Blogger Levi Stahl believes he may have found the first use of the emoticon. And it’s in a 1648 poem?

In a post on his blog, Stahl writes that 17th century English lyric poet Robert Herrick uses what appears to be a smiley face in the second line of his poem To Fortune.

Robert Herrick

Sketch of Robert Herrick. (Wikimedia Commons/The Hawthorne readers/Edward Everett Hale/HO)

The poem appears in his collection Hesperides.

As you can see in the screenshot below, the poem’s second line ends with a “:)” – which considering is preceding by the phrase “smiling yet” may, in fact, not be a typo:

To Fortune

“To Fortune.” (Screengrab of a portion of Page 252 of from the e-book version of “Hesperides: The Poems and Other Remains of Robert Herrick Now First Collected”)

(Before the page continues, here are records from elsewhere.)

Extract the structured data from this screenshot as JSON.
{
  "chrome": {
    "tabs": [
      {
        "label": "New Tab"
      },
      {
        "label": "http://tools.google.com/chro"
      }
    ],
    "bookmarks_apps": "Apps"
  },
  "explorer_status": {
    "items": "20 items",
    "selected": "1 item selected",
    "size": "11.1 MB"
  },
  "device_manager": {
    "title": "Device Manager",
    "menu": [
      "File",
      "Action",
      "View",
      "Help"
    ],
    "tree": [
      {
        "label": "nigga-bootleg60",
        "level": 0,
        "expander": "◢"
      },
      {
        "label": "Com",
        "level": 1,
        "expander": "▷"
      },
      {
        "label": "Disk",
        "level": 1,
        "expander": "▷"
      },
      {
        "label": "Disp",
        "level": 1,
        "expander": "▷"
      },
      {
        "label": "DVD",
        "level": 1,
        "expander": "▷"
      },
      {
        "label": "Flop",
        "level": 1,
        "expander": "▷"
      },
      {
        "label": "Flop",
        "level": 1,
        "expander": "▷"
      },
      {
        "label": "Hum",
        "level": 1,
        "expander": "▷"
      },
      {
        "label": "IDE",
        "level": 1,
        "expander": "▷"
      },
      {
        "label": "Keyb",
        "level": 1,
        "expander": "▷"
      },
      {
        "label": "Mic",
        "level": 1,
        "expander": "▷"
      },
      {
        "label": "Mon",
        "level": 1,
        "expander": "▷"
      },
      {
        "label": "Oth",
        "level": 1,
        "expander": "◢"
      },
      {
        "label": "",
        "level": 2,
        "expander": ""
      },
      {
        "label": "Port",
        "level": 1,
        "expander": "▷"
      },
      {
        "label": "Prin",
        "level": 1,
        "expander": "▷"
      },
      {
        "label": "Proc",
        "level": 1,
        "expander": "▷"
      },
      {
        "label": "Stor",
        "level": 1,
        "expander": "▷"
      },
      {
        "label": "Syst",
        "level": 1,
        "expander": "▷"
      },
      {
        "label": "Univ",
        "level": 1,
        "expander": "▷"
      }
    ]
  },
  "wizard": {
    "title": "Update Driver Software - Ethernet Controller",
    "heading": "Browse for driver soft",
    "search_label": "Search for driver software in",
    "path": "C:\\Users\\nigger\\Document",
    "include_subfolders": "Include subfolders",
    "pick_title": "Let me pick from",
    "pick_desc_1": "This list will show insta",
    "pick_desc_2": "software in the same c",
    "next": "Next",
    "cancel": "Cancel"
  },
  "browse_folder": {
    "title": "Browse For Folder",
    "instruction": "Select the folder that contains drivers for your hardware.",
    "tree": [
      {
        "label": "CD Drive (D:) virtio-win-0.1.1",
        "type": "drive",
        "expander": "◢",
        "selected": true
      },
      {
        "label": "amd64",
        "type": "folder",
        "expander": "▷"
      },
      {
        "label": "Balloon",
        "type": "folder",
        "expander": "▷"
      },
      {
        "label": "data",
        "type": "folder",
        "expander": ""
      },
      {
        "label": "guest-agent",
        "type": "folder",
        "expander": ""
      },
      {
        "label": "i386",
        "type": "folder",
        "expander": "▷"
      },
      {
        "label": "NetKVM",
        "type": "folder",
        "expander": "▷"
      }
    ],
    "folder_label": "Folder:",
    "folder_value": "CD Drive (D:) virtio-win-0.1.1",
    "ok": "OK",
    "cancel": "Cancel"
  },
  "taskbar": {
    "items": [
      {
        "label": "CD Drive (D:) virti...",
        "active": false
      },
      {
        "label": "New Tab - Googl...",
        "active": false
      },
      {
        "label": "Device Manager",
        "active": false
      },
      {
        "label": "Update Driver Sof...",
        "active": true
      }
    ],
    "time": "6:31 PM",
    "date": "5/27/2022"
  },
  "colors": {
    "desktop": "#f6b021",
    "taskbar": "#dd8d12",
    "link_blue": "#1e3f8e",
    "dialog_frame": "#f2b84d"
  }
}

But then again maybe it was. Or perhaps it was a publication decision and not one by Herrick himself. This above edition was edited by William Carew Hazlitt and published by John Russell Smith in 1869. However, this earlier publication of the poem from 1823, edited by Lord Thomas Maitland Dundrennan, doesn’t have brackets around “smiling yet” and uses a semi-colon instead of a colon:

To Fortune

“To Fortune.” (Screengrab of a portion of Page 51 of an 1823 edition of the e-book version of “The Works of Robert Herrick Volume Second”)

Hard to say what Herrick had in his original manuscript as even this reprint came out 175 years after the poem was written. Perhaps Herrick did include the smiley face and Lord Dundrennan though it was a mistake and changed the punctuation to something more traditional.

However, even if the emoticon was from the 1869 edition, it’s still pretty old. In his blog, Stahl pointed to a New York Times story  about a Times transcript of an Abraham Lincoln speech from 1862 that appears to use a winky face. But as a commenter pointed out, that one was likely a typo where the bracket and semi-colon were accidentally transposed.

But what do you think? Is the emoticon in Herrick’s poem legitimate?